Autumn rain rattled hard on the windows as Veronique Valdaire worked on Chloe, attempting to trace Waldo through Kolosev's ripped files. She was tired and her muscles were stiff from hunching over her equipment, her nerves tense as she checked and rechecked her systems for infiltration by Kaplinski.
  They were in a cheap hotel in Kharkov, five hours east of Kolosev's hideout, posing as tourists. The desk clerk hadn't believed them, but had not said a word. She'd taken one look at Otto and Lehmann and her face said it all. The Ukraine was a part of the European Union, but Russia was close, and altered men like Otto were a common sight, enforcers for exile Chinese clan-gangs, or muscle for Russian oligarchs and resource barons.
  The room smelled of pickled cabbage and heavy bread. There were hairs on the soap and grease stains on the headboard above the bed. There were no modern materials in the room to absorb the signs of human life, no drones to scrub them away. Veronique had not felt clean since she came to the country. It didn't seem to bother Chures, who sat in a corner eating a bowl of borscht bought from a vending machine with a sour look on his face. He raised another spoonful to his lips, changed his mind and put the bowl on the scratched coffee table.
  "Not to your taste?" she said.
  "
Sopa de mala
," Chures replied. "How is your work coming?"

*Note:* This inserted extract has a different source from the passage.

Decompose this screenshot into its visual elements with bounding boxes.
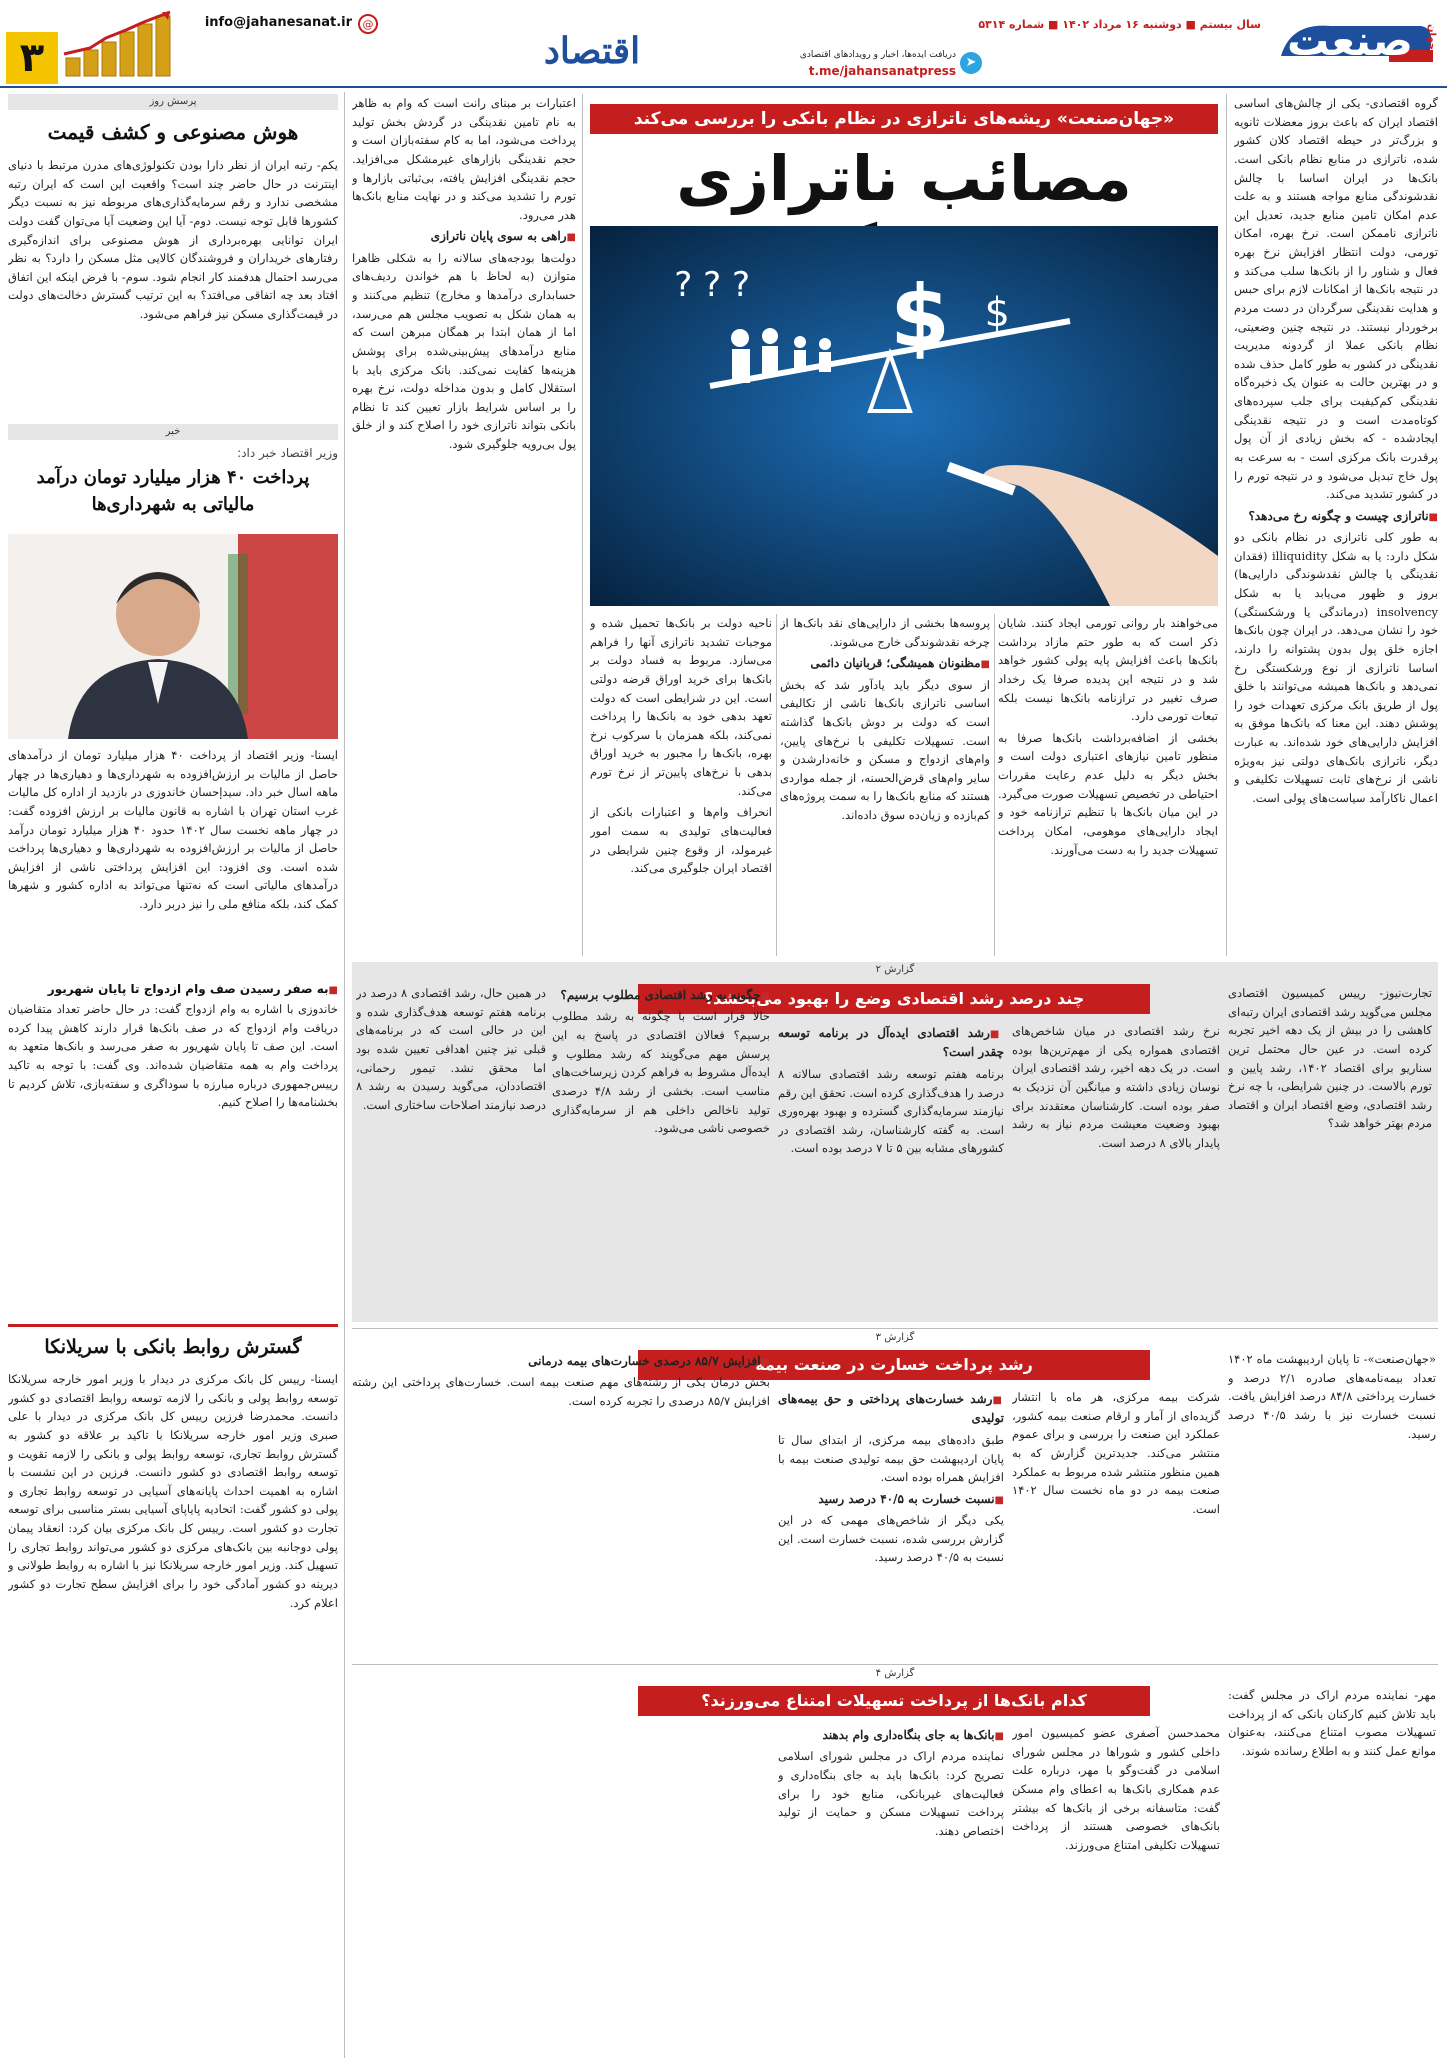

  Valdaire tapped a few icons on Chloe's screen and sat back. She rubbed her eyes; she'd been staring at screens and holos for three hours and they ached with the glare. "I'm done. Chloe will do the rest. I've constructed a set of algorithms that should get round Kolosev's security – to say he was a hacker, his 'ware is pretty simple, all sequential, once you untangle the cover. If he knew where Waldo was, we'll know soon enough. I've some financial transactions to look at, which he buried deep. I've also got Chloe burrowing into the Russian military datanet, to check out likely locations for Waldo's base of operations should Kolosev's data lead us to a dead end. Their data is patchy, but one way or another we'll find Waldo."